I just applied to Mises for the summer in a related area.  I'm also working on a paper on this topic.  I come at it a bit unusually - I'm a math grad student, so my approach is more formal and abstract than the average economist working on chaos.  (A lot of chaos theorists in economists tend to think that chaos theory is a great way to prop up socialist argument - I take this to be a case of "path dependency" or "lock-in" rather than a fact about how chaos looks in economics.)  I think Austrians and chaos theorists have a lot to say to each other.  Austrians can point out to chaos theorists that they contradict themselves - they talk about lock-in and path-dependency as characteristics of a system, fair enough - but then believe that the way to get out of the path is government - which is just another complex system.  Why shouldn't it have these features?  In other words, you can't have a theory about interactions and then bring in a group of people as a god from the machine.  But chaos theorists also have things to say to Austrians.  What we tend to do is take axioms (could also call them simple rules for interactions - even the autistic principles influence interactions) and logically derive consequences, such as "the law of diminishing marginal returns."  What we've done, then, is churn out more rules, but we've still said little about economies.  If we want to give a picture of an economy, we need to see how these rules interrelate with people in the picture, not just logically.  So chaos allows Austrians to actually paint a picture of a rich economy.  (I relate this to Kirzner's point about Menger's "all-encompassing vision of an economy driven by the subjective wants of consumers" and how his students undercut his vision by taking only parts of it, such as the subjective theory of value.) 

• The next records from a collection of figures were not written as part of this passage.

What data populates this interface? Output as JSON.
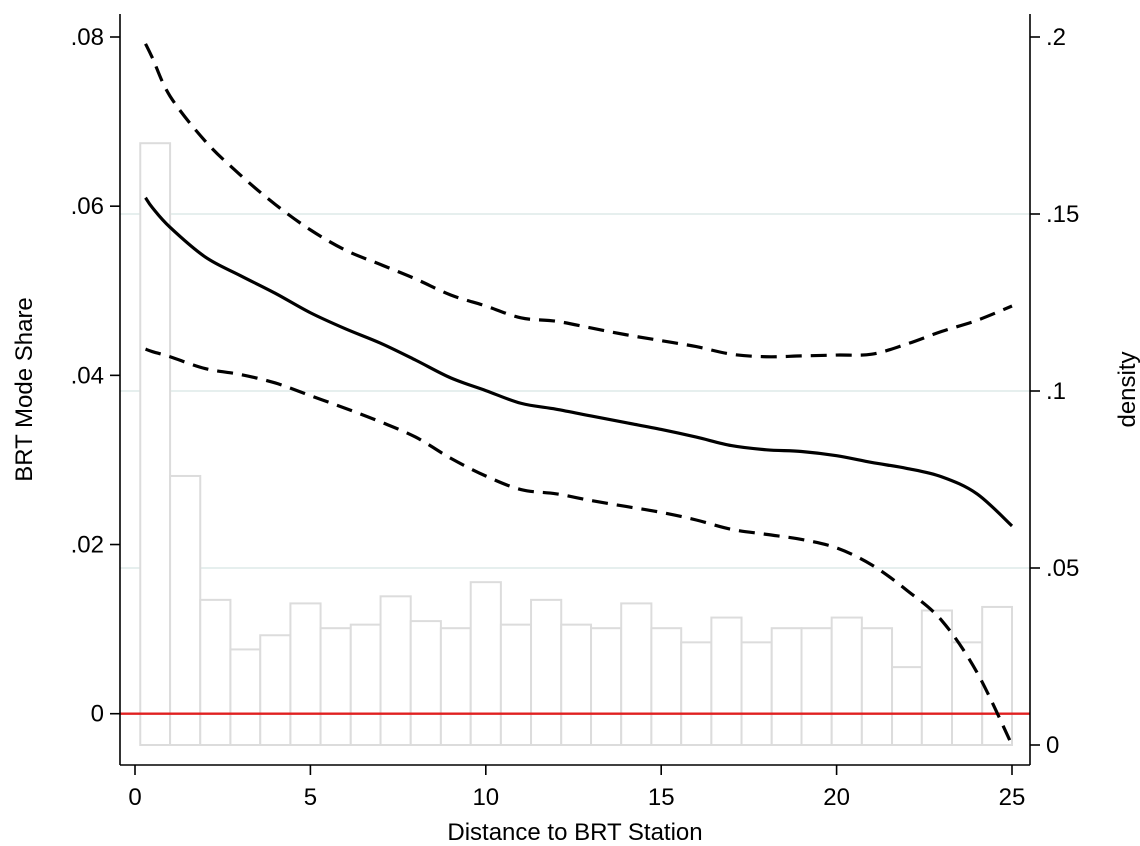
{
  "chart_data": {
    "type": "line",
    "title": "",
    "xlabel": "Distance to BRT Station",
    "ylabel": "BRT Mode Share",
    "y2label": "density",
    "xlim": [
      0,
      25
    ],
    "ylim": [
      -0.0037,
      0.08
    ],
    "y2lim": [
      0,
      0.2
    ],
    "xticks": [
      0,
      5,
      10,
      15,
      20,
      25
    ],
    "xtick_labels": [
      "0",
      "5",
      "10",
      "15",
      "20",
      "25"
    ],
    "yticks": [
      0,
      0.02,
      0.04,
      0.06,
      0.08
    ],
    "ytick_labels": [
      "0",
      ".02",
      ".04",
      ".06",
      ".08"
    ],
    "y2ticks": [
      0,
      0.05,
      0.1,
      0.15,
      0.2
    ],
    "y2tick_labels": [
      "0",
      ".05",
      ".1",
      ".15",
      ".2"
    ],
    "grid": true,
    "reference_line": {
      "y": 0,
      "color": "#e02020"
    },
    "histogram": {
      "axis": "y2",
      "bin_edges": [
        0.15,
        1.0,
        1.86,
        2.72,
        3.57,
        4.43,
        5.29,
        6.15,
        7.0,
        7.86,
        8.72,
        9.57,
        10.43,
        11.29,
        12.15,
        13.0,
        13.86,
        14.72,
        15.57,
        16.43,
        17.29,
        18.15,
        19.0,
        19.86,
        20.72,
        21.58,
        22.43,
        23.29,
        24.15,
        25.0
      ],
      "density": [
        0.17,
        0.076,
        0.041,
        0.027,
        0.031,
        0.04,
        0.033,
        0.034,
        0.042,
        0.035,
        0.033,
        0.046,
        0.034,
        0.041,
        0.034,
        0.033,
        0.04,
        0.033,
        0.029,
        0.036,
        0.029,
        0.033,
        0.033,
        0.036,
        0.033,
        0.022,
        0.038,
        0.029,
        0.039
      ],
      "color": "#dcdcdc"
    },
    "series": [
      {
        "style": "solid",
        "color": "#000000",
        "x": [
          0.3,
          0.5,
          1,
          2,
          3,
          4,
          5,
          6,
          7,
          8,
          9,
          10,
          11,
          12,
          13,
          14,
          15,
          16,
          17,
          18,
          19,
          20,
          21,
          22,
          23,
          24,
          25
        ],
        "y": [
          0.061,
          0.0598,
          0.0575,
          0.054,
          0.0518,
          0.0497,
          0.0474,
          0.0455,
          0.0438,
          0.0418,
          0.0397,
          0.0382,
          0.0367,
          0.036,
          0.0352,
          0.0344,
          0.0336,
          0.0327,
          0.0317,
          0.0312,
          0.031,
          0.0305,
          0.0297,
          0.029,
          0.028,
          0.026,
          0.0222
        ]
      },
      {
        "style": "dashed",
        "color": "#000000",
        "x": [
          0.3,
          0.5,
          1,
          2,
          3,
          4,
          5,
          6,
          7,
          8,
          9,
          10,
          11,
          12,
          13,
          14,
          15,
          16,
          17,
          18,
          19,
          20,
          21,
          22,
          23,
          24,
          25
        ],
        "y": [
          0.0792,
          0.0775,
          0.073,
          0.0677,
          0.0637,
          0.0602,
          0.0572,
          0.0548,
          0.0531,
          0.0514,
          0.0495,
          0.0482,
          0.0468,
          0.0464,
          0.0456,
          0.0448,
          0.0441,
          0.0434,
          0.0425,
          0.0422,
          0.0423,
          0.0424,
          0.0425,
          0.0437,
          0.0452,
          0.0465,
          0.0482
        ]
      },
      {
        "style": "dashed",
        "color": "#000000",
        "x": [
          0.3,
          0.5,
          1,
          2,
          3,
          4,
          5,
          6,
          7,
          8,
          9,
          10,
          11,
          12,
          13,
          14,
          15,
          16,
          17,
          18,
          19,
          20,
          21,
          22,
          23,
          24,
          25
        ],
        "y": [
          0.0431,
          0.0428,
          0.0422,
          0.0408,
          0.0401,
          0.0391,
          0.0376,
          0.0361,
          0.0345,
          0.0327,
          0.0302,
          0.0281,
          0.0265,
          0.026,
          0.0252,
          0.0245,
          0.0238,
          0.0229,
          0.0218,
          0.0212,
          0.0206,
          0.0196,
          0.0176,
          0.0146,
          0.011,
          0.0049,
          -0.0037
        ]
      }
    ]
  }
}
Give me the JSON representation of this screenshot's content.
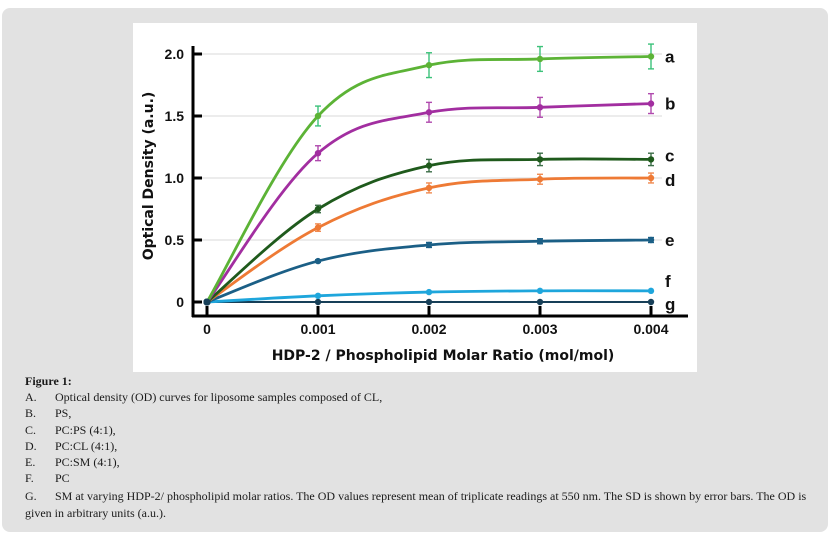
{
  "chart_data": {
    "type": "line",
    "title": "",
    "xlabel": "HDP-2 / Phospholipid Molar Ratio (mol/mol)",
    "ylabel": "Optical Density (a.u.)",
    "x": [
      0,
      0.001,
      0.002,
      0.003,
      0.004
    ],
    "x_tick_labels": [
      "0",
      "0.001",
      "0.002",
      "0.003",
      "0.004"
    ],
    "y_ticks": [
      0,
      0.5,
      1.0,
      1.5,
      2.0
    ],
    "y_tick_labels": [
      "0",
      "0.5",
      "1.0",
      "1.5",
      "2.0"
    ],
    "xlim": [
      0,
      0.004
    ],
    "ylim": [
      0,
      2.0
    ],
    "grid": "horizontal",
    "legend": "direct labels at right end of each curve",
    "series": [
      {
        "name": "a",
        "color": "#5cb336",
        "error_color": "#3cc27a",
        "values": [
          0,
          1.5,
          1.91,
          1.96,
          1.98
        ],
        "errors": [
          0,
          0.08,
          0.1,
          0.1,
          0.1
        ]
      },
      {
        "name": "b",
        "color": "#a22ea0",
        "error_color": "#b04aae",
        "values": [
          0,
          1.2,
          1.53,
          1.57,
          1.6
        ],
        "errors": [
          0,
          0.06,
          0.08,
          0.08,
          0.08
        ]
      },
      {
        "name": "c",
        "color": "#1f5a1c",
        "error_color": "#3c6e48",
        "values": [
          0,
          0.75,
          1.1,
          1.15,
          1.15
        ],
        "errors": [
          0,
          0.03,
          0.05,
          0.05,
          0.05
        ]
      },
      {
        "name": "d",
        "color": "#ee7a35",
        "error_color": "#f08a50",
        "values": [
          0,
          0.6,
          0.92,
          0.99,
          1.0
        ],
        "errors": [
          0,
          0.03,
          0.04,
          0.04,
          0.04
        ]
      },
      {
        "name": "e",
        "color": "#1b5f86",
        "error_color": "#1b5f86",
        "values": [
          0,
          0.33,
          0.46,
          0.49,
          0.5
        ],
        "errors": [
          0,
          0.01,
          0.02,
          0.02,
          0.02
        ]
      },
      {
        "name": "f",
        "color": "#1ea6dc",
        "error_color": "#1ea6dc",
        "values": [
          0,
          0.05,
          0.08,
          0.09,
          0.09
        ],
        "errors": [
          0,
          0,
          0,
          0,
          0
        ]
      },
      {
        "name": "g",
        "color": "#173f58",
        "error_color": "#173f58",
        "values": [
          0,
          0,
          0,
          0,
          0
        ],
        "errors": [
          0,
          0,
          0,
          0,
          0
        ]
      }
    ]
  },
  "caption": {
    "title": "Figure 1:",
    "items": [
      {
        "marker": "A.",
        "text": "Optical density (OD) curves for liposome samples composed of CL,"
      },
      {
        "marker": "B.",
        "text": "PS,"
      },
      {
        "marker": "C.",
        "text": "PC:PS (4:1),"
      },
      {
        "marker": "D.",
        "text": "PC:CL (4:1),"
      },
      {
        "marker": "E.",
        "text": "PC:SM (4:1),"
      },
      {
        "marker": "F.",
        "text": "PC"
      },
      {
        "marker": "G.",
        "text": "SM at varying HDP-2/ phospholipid molar ratios. The OD values represent mean of triplicate readings at 550 nm. The SD is shown by error bars. The OD is given in arbitrary units (a.u.)."
      }
    ]
  }
}
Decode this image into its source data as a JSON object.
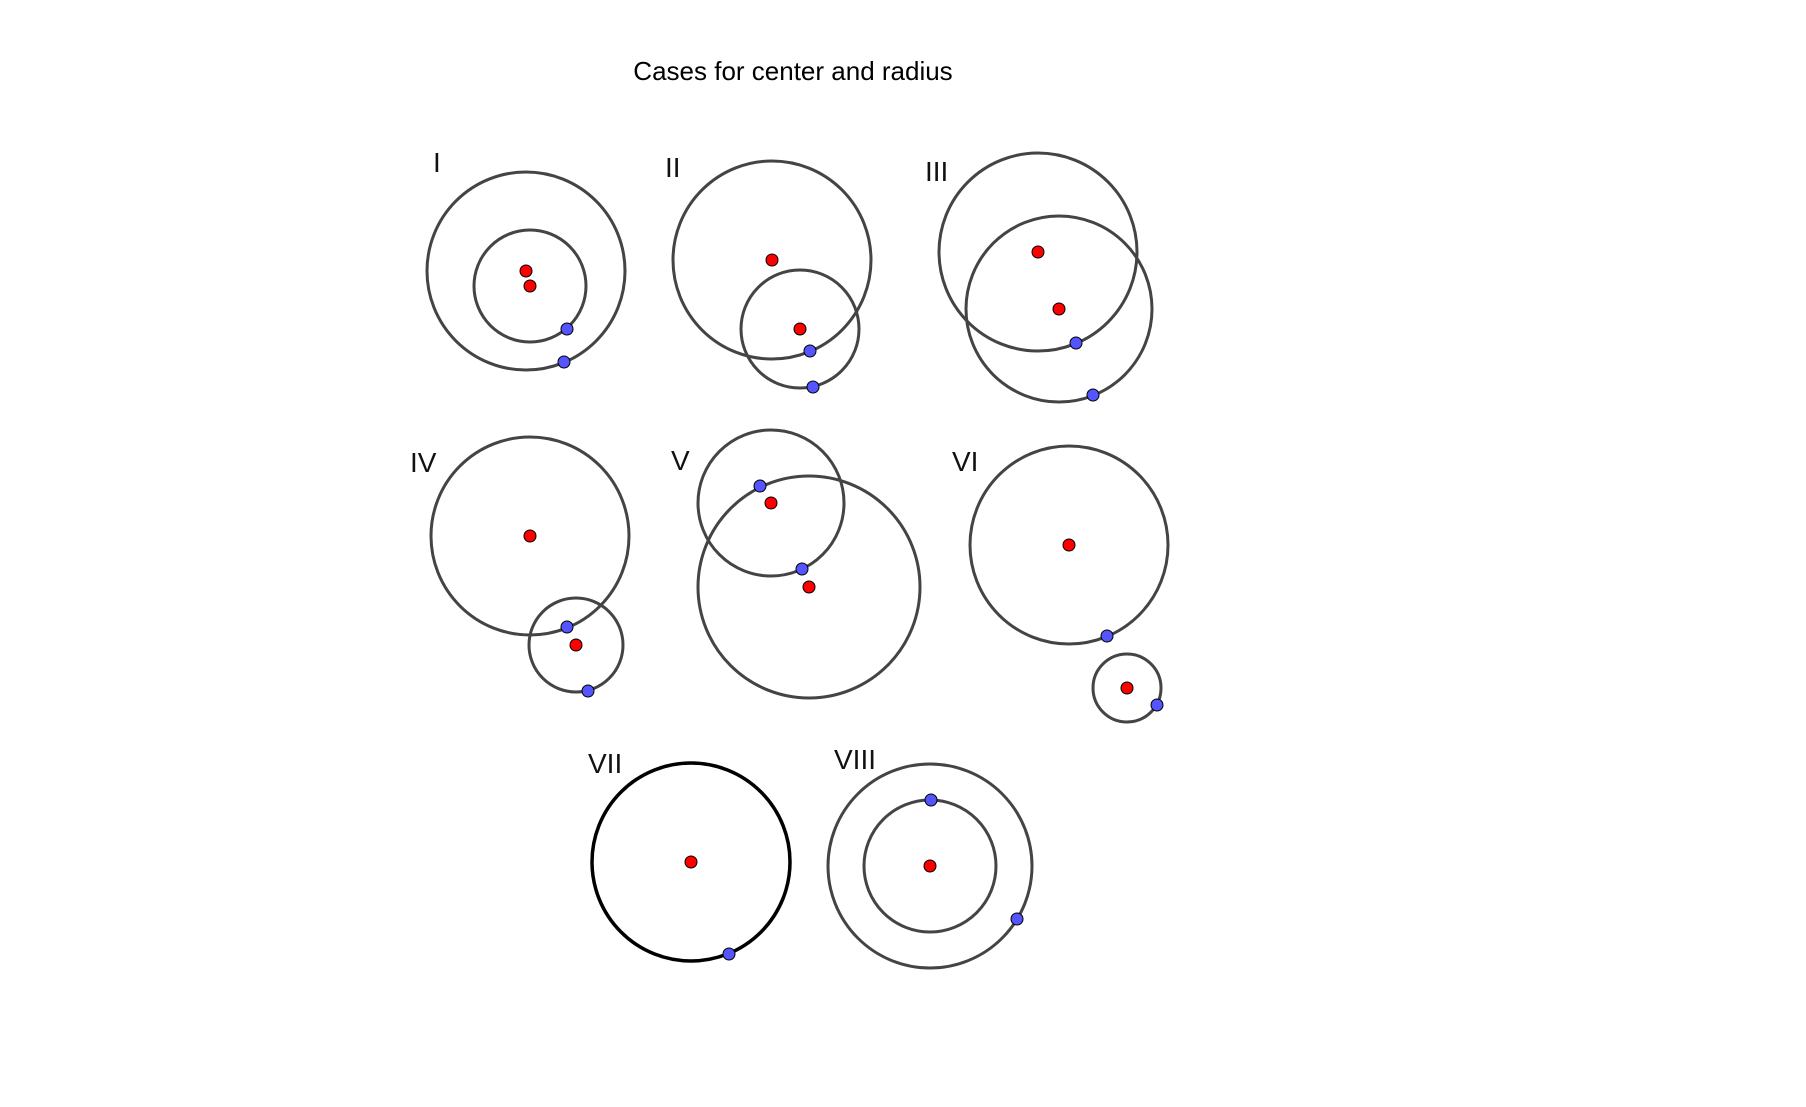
{
  "title": "Cases for center and radius",
  "colors": {
    "circle": "#444444",
    "circle_bold": "#000000",
    "center_point": "#ff0000",
    "radius_point": "#5555ff",
    "point_stroke": "#000000"
  },
  "cases": [
    {
      "label": "I"
    },
    {
      "label": "II"
    },
    {
      "label": "III"
    },
    {
      "label": "IV"
    },
    {
      "label": "V"
    },
    {
      "label": "VI"
    },
    {
      "label": "VII"
    },
    {
      "label": "VIII"
    }
  ]
}
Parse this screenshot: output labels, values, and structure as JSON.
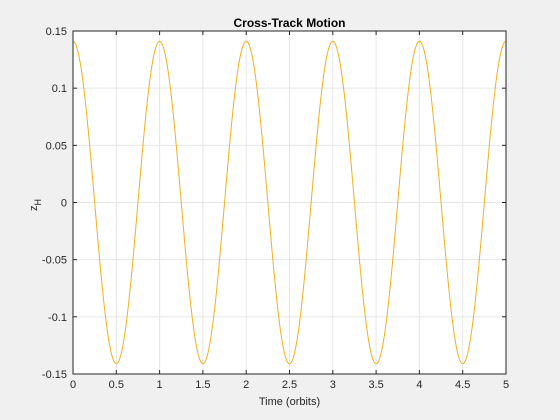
{
  "chart_data": {
    "type": "line",
    "title": "Cross-Track Motion",
    "xlabel": "Time (orbits)",
    "ylabel": "z",
    "ylabel_subscript": "H",
    "xlim": [
      0,
      5
    ],
    "ylim": [
      -0.15,
      0.15
    ],
    "xticks": [
      0,
      0.5,
      1,
      1.5,
      2,
      2.5,
      3,
      3.5,
      4,
      4.5,
      5
    ],
    "xtick_labels": [
      "0",
      "0.5",
      "1",
      "1.5",
      "2",
      "2.5",
      "3",
      "3.5",
      "4",
      "4.5",
      "5"
    ],
    "yticks": [
      0.15,
      0.1,
      0.05,
      0,
      -0.05,
      -0.1,
      -0.15
    ],
    "ytick_labels": [
      "0.15",
      "0.1",
      "0.05",
      "0",
      "-0.05",
      "-0.1",
      "-0.15"
    ],
    "grid": true,
    "series": [
      {
        "color": "#edb120",
        "function": "z_H = 0.141 * cos(2*pi*t)",
        "amplitude": 0.141,
        "period": 1,
        "x": [
          0,
          0.25,
          0.5,
          0.75,
          1,
          1.25,
          1.5,
          1.75,
          2,
          2.25,
          2.5,
          2.75,
          3,
          3.25,
          3.5,
          3.75,
          4,
          4.25,
          4.5,
          4.75,
          5
        ],
        "y": [
          0.141,
          0,
          -0.141,
          0,
          0.141,
          0,
          -0.141,
          0,
          0.141,
          0,
          -0.141,
          0,
          0.141,
          0,
          -0.141,
          0,
          0.141,
          0,
          -0.141,
          0,
          0.141
        ]
      }
    ]
  },
  "colors": {
    "background": "#f0f0f0",
    "axes_background": "#ffffff",
    "axis_line": "#262626",
    "grid": "#e6e6e6",
    "series": "#edb120"
  }
}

I tend to think that Boundaries of Order was an approach towards this, and in ways quite good, but in other ways it falls short.  The biggest issue is that it had the feel of many libertarian books - many books feel like the author started with his point "freedom is good" or whatever, and then found a language to express the point in.  This one feels like he expressed his point in the language of complexity, without necessarily using many of the insights of complexity.  That is, rather than derive the conclusion from chaos theory, he stated it in terms of chaos theory.  Personally, I don't think it's reasonable to attempt to derive "markets and property" from chaos directly, I don't think it can be done.  Rather, I'd derive ethics from chaos, then markets from ethics, then finally use chaos to paint a picture, as above.  But I wouldn't say that chaos in economics can be used to show that markets are good, at least not directly.